“Caesars’ capital structure is unsustainable,” S&P credit analysts Melissa Long and Stephen Pagano wrote in a note today. “The company is burning cash to fund capital expenditures and interest payments, and we expect the company will need additional liquidity in 2015 to cover interest, capital expenditures, and debt maturities.”
The largest owner of casinos in the U.S. has struggled to reconcile its debt load with consumers curbing their discretionary spending since the Las Vegas-based company was purchased in a $30.7 billion leveraged buyout by Apollo Global Management LLC and TPG Capital in 2008. Caesars has since sold assets, bought back debt at a discount, sold stock to the public and refinanced loans.
Caesars’ plan to sell four properties to its affiliate Caesars Growth Partners LLC for $2.2 billion “is the first of a series of steps, which could include exchange offers, that Caesars is likely to undertake in 2014” to address its capital structure, the analysts wrote. Some debt holders are challenging that transaction as fraudulent.

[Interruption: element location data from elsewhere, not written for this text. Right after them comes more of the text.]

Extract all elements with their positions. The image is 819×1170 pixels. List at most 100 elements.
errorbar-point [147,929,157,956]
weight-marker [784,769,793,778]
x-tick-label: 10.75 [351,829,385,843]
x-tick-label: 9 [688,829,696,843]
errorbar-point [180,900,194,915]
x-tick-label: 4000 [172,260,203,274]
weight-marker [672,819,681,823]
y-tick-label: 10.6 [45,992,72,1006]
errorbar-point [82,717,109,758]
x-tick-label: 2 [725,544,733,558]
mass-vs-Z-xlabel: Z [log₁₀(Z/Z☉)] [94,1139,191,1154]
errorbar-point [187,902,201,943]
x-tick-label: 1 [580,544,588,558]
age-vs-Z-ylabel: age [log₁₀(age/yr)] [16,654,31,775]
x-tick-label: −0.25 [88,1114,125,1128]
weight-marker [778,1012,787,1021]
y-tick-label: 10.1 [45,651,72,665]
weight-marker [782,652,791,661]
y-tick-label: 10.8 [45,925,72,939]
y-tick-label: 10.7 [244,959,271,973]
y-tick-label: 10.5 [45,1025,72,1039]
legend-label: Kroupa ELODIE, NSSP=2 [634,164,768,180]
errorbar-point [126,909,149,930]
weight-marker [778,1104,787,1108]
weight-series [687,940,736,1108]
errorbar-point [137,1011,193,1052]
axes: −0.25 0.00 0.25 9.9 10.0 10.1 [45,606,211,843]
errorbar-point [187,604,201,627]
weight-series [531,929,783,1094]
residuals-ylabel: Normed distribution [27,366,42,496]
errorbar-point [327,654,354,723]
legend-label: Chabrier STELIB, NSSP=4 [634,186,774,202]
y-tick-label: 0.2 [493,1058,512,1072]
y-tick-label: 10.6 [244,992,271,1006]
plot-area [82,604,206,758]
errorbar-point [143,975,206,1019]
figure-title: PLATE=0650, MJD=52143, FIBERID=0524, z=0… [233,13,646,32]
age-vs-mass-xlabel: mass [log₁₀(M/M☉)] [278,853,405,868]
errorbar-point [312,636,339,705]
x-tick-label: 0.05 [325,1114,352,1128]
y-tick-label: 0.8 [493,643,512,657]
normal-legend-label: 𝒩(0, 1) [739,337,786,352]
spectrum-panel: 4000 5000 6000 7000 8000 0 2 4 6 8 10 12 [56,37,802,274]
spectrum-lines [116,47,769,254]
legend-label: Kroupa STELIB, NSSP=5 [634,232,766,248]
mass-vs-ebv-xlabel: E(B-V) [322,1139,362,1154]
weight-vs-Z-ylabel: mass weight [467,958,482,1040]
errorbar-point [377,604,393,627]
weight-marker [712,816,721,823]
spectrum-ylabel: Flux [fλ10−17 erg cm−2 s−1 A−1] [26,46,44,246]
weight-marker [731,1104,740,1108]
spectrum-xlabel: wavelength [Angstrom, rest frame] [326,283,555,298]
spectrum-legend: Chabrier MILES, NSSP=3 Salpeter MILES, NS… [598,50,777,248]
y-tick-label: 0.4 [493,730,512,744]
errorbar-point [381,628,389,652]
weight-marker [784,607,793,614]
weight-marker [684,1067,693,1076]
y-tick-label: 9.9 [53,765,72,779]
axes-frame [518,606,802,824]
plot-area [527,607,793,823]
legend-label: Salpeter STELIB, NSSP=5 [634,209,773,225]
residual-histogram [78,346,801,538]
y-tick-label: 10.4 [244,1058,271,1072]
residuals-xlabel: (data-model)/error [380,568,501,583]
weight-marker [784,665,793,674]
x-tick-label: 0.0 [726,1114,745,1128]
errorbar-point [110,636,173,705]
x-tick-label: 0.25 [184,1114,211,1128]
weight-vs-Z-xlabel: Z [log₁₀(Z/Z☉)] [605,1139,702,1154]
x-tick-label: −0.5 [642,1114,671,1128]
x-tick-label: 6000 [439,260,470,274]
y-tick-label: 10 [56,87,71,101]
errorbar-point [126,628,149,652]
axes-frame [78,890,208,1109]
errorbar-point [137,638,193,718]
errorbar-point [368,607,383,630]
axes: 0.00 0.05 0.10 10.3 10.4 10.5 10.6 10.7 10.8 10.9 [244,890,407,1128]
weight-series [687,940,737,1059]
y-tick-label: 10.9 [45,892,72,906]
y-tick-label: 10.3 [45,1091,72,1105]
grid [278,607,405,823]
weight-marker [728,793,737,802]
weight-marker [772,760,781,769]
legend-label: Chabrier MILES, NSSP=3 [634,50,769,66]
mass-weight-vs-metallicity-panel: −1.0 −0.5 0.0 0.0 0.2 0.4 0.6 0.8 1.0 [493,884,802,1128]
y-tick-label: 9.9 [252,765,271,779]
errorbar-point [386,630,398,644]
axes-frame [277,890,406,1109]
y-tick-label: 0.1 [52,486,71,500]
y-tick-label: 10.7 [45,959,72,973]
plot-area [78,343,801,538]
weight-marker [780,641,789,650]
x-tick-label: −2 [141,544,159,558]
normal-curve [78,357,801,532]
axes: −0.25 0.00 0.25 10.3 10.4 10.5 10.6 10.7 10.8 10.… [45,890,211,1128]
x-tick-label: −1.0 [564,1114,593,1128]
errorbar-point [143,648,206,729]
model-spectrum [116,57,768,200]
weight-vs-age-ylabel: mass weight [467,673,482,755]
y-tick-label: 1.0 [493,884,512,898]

S&P lowered its estimate of recoveries for holders of the operating company’s first-lien debt to between 50 percent and 70 percent, down from an earlier range of 70 percent to 90 percent.
Caesars will go through more than $1.2 billion in cash this year to meet about $3 billion in fixed expenses, the analysts wrote. The casino company probably won’t be able to meet fixed charges of about $3.5 billion next year, they said.
The company burned $730.5 million in cash last year, from $497.5 million the year before and $149.4 million in 2011, according to data compiled by Bloomberg.